The traversal systematically explores all descendants before parents.

Important Intermediate States

Step	Current Node	Result Before Reverse
1	1	[1]
2	5	[1,5]
3	10	[1,5,10]
4	9	[1,5,10,9]
5	13	[1,5,10,9,13]
...	...	...

Final reversed result:

[2,6,14,11,7,3,12,8,4,13,9,10,5,1]

The reversal ensures that every parent node appears after all of its children.

Complexity Analysis

Measure	Complexity	Explanation
Time	O(n)	Every node is visited exactly once
Space	O(n)	Stack and result list may store all nodes

The traversal processes each node a single time, so the total runtime is linear in the number of nodes.

The space complexity is also linear because:

The stack may contain many nodes simultaneously
The result list stores all node values

Even though recursion could use only O(h) auxiliary space, the iterative approach explicitly manages traversal state using a stack.

Test Cases

# Definition for testing
class Node:
    def __init__(self, val=None, children=None):
        self.val = val
        self.children = children or []

class Solution:
    def postorder(self, root):
        if not root:
            return []

        result = []
        stack = [root]

        while stack:
            node = stack.pop()
            result.append(node.val)

            for child in node.children:
                stack.append(child)

        return result[::-1]

solution = Solution()

# Empty tree
assert solution.postorder(None) == []  # tests null root

# Single node
root = Node(1)
assert solution.postorder(root) == [1]  # tests single-node tree

# Example 1
root = Node(1, [
    Node(3, [Node(5), Node(6)]),
    Node(2),
    Node(4)
])

assert solution.postorder(root) == [5, 6, 3, 2, 4, 1]  # provided example

# Linear chain
root = Node(1, [
    Node(2, [
        Node(3, [
            Node(4)
        ])
    ])
])

assert solution.postorder(root) == [4, 3, 2, 1]  # deep chain

# Wide tree
root = Node(1, [
    Node(2),
    Node(3),
    Node(4),
    Node(5),
    Node(6)
])

assert solution.postorder(root) == [2, 3, 4, 5, 6, 1]  # many siblings

# Mixed structure
root = Node(1, [
    Node(2, [Node(5), Node(6)]),
    Node(3),
    Node(4, [Node(7)])
])

assert solution.postorder(root) == [5, 6, 2, 3, 7, 4, 1]  # mixed branching

Test	Why
Empty tree	Validates handling of `None` input
Single node	Ensures simplest non-empty tree works
Example 1	Verifies correctness against provided example
Linear chain	Tests deep recursive-style structure
Wide tree	Tests nodes with many children
Mixed structure	Validates general traversal correctness

Edge Cases

Empty Tree

The tree may contain zero nodes, meaning root is None. This is a common source of bugs because attempting to access root.children would raise an error. The implementation avoids this by immediately returning an empty list when root is falsy.

Single Node Tree

A tree with only one node has no children. Some implementations accidentally skip processing leaf nodes or mishandle empty child lists. Here, the algorithm correctly pushes the root onto the stack, processes it, and returns [root.val].

Deeply Nested Tree

The tree height may reach 1000, creating very deep recursive call chains. Recursive solutions risk stack overflow in some languages or environments. The iterative solution avoids this issue entirely because it uses an explicit stack allocated on the heap instead of relying on recursive function calls.

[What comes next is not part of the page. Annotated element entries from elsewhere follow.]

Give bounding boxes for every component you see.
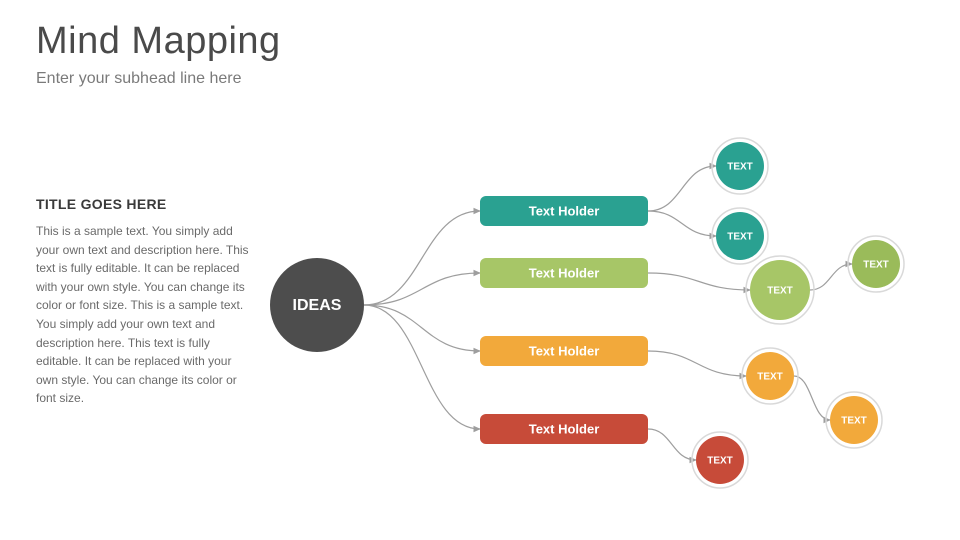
leaf-1-0-label: TEXT (767, 286, 793, 297)
leaf-1-0-sub-label: TEXT (863, 260, 889, 271)
branch-label-0: Text Holder (529, 203, 600, 218)
branch-label-2: Text Holder (529, 343, 600, 358)
connector (648, 166, 716, 211)
leaf-0-1-label: TEXT (727, 232, 753, 243)
connector (794, 376, 830, 420)
leaf-2-0-label: TEXT (757, 372, 783, 383)
branch-label-3: Text Holder (529, 421, 600, 436)
connector (364, 273, 480, 305)
branch-label-1: Text Holder (529, 265, 600, 280)
leaf-2-0-sub-label: TEXT (841, 416, 867, 427)
root-label: IDEAS (293, 297, 342, 314)
leaf-3-0-label: TEXT (707, 456, 733, 467)
connector (364, 305, 480, 351)
connector (648, 211, 716, 236)
leaf-0-0-label: TEXT (727, 162, 753, 173)
connector (648, 429, 696, 460)
connector (364, 211, 480, 305)
mindmap-diagram: IDEAS Text Holder Text Holder Text Holder Te… (0, 0, 960, 540)
connector (648, 351, 746, 376)
connector (810, 264, 852, 290)
connector (364, 305, 480, 429)
connector (648, 273, 750, 290)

Nodes With Empty Children Lists

Leaf nodes have empty children arrays. Some implementations assume every node has children and may iterate incorrectly over None. The provided solution safely handles empty child lists because iterating over an empty list naturally performs no operations.

Highly Unbalanced Trees

An n-ary tree can be extremely skewed, where one branch is much deeper than others. The algorithm still works correctly because DFS traversal naturally adapts to arbitrary tree shapes without relying on balancing assumptions.